Manan Ahmed, a Pakistani historian blogging at Chapati Mystery, describes him as having:
from most accounts, secured a niche similar to Glenn Beck in Pakistani media – combining ultra-nationalism with a taste for finding Zionist or Hindu involvement in the Pakistani sphere.
And the “500 Most Influential Muslims” listing for 2013-14 includes him:
One of the most influential television personalities in Pakistan, Zaid Hamid is a security consultant and strategic defence analyst by profession. He is also a popular political commentator, and is the founder of Brass Tacks, a Pakistani think tank on global politics. Hamid also hosts ‘BrassTacks with Zaid Hamid’ on News1 Channel Although he has been deemed by some as a conspiracy theorist, he maintains a substantial audience.
It is unlikely that Zaid Hamid would be enthusiastic about Ahrar-ul-Hind, since they are a TTP offshoot and Hamid has decried the TTP as khwarijites, ie sectarian extremists — and also because Hamid clearly sees himself as the leader of the Ghazwa, and Maulana Umar Qasmi, the emir of Ahrar-ul-Hind, is not Syed Zaid Zaman Hamid.
Nevertheless, the appearance of a group specifically not affiliated with Hamid, but preaching the Ghazwa, may in fact represent a more serious and bdeadly version of Hamd’s vision — for as Omar Ali notes:
What Zaid Hamid is saying is just an extreme version of the mainstream Paknationalist framework.
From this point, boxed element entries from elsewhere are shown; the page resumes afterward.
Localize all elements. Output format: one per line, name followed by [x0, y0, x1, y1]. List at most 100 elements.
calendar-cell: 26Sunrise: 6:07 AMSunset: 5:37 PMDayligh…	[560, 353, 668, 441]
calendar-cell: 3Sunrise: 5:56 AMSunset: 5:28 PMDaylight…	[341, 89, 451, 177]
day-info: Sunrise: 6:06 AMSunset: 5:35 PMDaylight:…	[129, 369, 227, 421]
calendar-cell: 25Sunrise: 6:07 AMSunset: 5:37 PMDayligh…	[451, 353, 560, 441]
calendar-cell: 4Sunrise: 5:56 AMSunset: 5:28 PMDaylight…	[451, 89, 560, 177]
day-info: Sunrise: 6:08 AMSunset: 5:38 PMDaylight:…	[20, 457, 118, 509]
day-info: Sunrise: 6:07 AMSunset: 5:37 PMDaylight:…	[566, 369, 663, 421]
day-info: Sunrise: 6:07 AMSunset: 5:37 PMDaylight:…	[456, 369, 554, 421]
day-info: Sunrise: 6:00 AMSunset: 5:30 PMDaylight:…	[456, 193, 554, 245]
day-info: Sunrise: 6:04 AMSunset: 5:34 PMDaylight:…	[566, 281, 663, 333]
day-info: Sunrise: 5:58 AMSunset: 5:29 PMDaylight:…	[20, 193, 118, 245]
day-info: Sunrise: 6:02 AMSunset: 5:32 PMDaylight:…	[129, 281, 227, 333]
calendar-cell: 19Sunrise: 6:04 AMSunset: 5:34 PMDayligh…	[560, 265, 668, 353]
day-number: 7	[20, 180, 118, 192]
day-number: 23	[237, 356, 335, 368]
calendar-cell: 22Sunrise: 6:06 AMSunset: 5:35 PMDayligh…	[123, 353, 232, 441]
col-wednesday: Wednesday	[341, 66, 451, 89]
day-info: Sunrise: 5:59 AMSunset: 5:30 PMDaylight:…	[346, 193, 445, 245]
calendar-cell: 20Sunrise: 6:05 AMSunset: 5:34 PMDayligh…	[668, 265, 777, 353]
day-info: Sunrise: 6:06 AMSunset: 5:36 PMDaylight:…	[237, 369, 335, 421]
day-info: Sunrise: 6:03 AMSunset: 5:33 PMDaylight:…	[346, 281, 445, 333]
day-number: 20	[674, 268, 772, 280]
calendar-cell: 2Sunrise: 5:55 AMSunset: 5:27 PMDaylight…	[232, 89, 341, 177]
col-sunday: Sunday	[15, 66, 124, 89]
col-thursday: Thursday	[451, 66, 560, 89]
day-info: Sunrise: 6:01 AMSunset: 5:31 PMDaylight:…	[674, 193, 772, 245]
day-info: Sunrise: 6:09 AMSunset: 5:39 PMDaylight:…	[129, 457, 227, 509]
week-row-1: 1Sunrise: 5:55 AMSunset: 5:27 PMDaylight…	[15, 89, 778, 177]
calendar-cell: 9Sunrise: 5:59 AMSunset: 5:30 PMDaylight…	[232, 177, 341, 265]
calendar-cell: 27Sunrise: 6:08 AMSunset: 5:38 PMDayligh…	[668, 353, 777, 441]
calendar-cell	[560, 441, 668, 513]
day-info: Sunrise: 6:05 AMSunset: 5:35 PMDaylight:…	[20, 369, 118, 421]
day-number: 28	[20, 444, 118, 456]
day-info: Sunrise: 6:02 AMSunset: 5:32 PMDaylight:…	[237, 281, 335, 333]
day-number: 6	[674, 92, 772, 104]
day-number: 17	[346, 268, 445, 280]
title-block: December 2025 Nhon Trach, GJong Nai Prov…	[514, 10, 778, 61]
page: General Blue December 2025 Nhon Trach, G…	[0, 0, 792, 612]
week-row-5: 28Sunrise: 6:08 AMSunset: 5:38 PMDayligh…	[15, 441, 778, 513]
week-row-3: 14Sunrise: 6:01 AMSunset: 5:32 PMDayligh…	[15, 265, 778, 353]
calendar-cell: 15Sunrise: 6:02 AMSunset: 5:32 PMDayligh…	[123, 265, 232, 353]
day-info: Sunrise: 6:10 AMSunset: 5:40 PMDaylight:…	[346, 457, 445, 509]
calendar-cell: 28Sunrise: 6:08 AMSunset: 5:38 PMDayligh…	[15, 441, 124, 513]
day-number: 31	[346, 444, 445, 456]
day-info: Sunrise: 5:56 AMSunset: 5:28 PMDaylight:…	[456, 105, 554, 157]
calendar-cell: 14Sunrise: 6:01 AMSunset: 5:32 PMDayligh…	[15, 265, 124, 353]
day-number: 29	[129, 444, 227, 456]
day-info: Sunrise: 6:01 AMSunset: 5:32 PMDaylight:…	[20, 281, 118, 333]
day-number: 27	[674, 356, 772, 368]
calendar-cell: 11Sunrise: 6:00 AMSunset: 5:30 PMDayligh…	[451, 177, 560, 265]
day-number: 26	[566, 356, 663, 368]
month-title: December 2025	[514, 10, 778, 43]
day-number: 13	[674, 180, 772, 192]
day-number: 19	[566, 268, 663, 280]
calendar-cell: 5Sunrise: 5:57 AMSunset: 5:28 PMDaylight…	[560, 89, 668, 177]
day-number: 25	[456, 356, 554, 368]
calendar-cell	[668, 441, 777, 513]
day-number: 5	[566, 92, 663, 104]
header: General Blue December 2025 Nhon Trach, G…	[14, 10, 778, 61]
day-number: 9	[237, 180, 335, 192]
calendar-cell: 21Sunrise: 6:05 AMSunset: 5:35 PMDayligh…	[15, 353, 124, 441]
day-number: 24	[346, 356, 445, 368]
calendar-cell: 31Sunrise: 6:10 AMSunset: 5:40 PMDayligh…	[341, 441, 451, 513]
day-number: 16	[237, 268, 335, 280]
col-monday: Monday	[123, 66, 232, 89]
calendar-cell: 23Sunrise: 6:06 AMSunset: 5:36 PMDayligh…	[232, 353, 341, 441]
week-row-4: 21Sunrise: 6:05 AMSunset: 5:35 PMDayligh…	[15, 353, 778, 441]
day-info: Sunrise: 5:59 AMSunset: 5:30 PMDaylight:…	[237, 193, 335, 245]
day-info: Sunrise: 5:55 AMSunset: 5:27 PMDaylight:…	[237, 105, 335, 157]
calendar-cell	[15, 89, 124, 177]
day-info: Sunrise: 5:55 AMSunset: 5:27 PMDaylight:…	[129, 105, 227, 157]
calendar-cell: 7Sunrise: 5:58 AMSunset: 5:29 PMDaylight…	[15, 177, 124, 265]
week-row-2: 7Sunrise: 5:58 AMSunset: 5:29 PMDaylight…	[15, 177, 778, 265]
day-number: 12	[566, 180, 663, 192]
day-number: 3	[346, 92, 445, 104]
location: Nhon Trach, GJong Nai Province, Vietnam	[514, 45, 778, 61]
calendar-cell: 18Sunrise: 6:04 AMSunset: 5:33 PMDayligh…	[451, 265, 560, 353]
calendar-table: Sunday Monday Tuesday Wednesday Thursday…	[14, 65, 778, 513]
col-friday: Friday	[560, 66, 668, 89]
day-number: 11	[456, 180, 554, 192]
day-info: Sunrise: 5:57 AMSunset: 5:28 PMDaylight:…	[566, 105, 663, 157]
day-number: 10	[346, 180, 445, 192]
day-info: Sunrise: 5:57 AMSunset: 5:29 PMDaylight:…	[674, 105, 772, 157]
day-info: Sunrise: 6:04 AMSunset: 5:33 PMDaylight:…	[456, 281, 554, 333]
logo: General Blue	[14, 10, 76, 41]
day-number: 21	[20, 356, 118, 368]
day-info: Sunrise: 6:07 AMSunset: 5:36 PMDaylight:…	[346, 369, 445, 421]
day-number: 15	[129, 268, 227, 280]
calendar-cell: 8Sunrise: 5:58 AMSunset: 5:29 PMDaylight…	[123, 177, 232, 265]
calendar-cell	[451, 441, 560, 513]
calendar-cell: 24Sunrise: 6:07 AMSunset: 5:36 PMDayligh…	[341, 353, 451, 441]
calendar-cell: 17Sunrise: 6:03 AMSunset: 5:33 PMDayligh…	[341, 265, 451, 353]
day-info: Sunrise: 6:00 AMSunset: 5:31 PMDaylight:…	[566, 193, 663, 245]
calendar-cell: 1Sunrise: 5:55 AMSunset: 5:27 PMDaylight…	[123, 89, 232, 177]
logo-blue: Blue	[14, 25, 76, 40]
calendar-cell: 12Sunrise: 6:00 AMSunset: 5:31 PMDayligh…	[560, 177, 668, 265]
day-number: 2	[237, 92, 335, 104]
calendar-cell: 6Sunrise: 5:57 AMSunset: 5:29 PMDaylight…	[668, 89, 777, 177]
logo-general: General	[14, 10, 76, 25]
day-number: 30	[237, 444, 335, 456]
Also of possible note in this context is the late, brilliant, not always reliable Syed Saleem Shahzad‘s interview with Ilyas Kashmiri in Asia Times [Note: 2 pp.], in which the following exchange took place:
“So should the world expect more Mumbai-like attacks?” I [Shahzad] asked.
“That was nothing compared to what has already been planned for the future,” Ilyas replied.
Once again, Bill Roggio noted this particular exchange (making this a triple hat-tip) — though his focus was more on Kashmiri’s interest in the American “far enemy” — in his report on LWJ, Asia Times interviews al Qaeda commander Ilyas Kashmiri.
Tying Ilyas Kashmiri and AQ’s 313 Brigade more closely into the “Ghazwa e-Hind” context from an Indian perspective, we have this article from Rediff News in 2009:
Ilyas Kashmiri’s Ghazwa-e-Hind plans to spread terror in India
Last updated on: October 16, 2009 20:47 IST
Dreaded terrorist Ilyas Kashmiri runs Al Qaeda’s 313 Brigade. A few weeks ago the United States declared that Kashmiri had been killed in a drone attack. However, Kashmiri resurfaced with an interview to Asia Times this week, declaring he had survived the attack.
In the interview Kashmiri said the 26/11 Mumbai attacks were nothing compared to what was really planned. While India has maintained that the attacks were masterminded by the Lashkar-e-Tayiba, Kashmiri’s statement has come as a surprise.
Syed Saleem Shahzad, chief of Asia Times’s Pakistan bureau who interviewed Kashmiri, told rediff.com that the 313 Brigade is Al Qaeda’s commando force which trains youth for terrorist operations.
Indian Intelligence Bureau sources suspect Kashmiri is planning terror strikes on the lines of the Mumbai attacks, but much larger in scope.
Kashmiri’s statements indicates that the 313 Brigade was involved in the Mumbai attacks. Indian intelligence sources believe that while the Lashkar undertook a major part of the operation, including identifying the terrorists who participated in the attack, the 313 Brigade was also involved.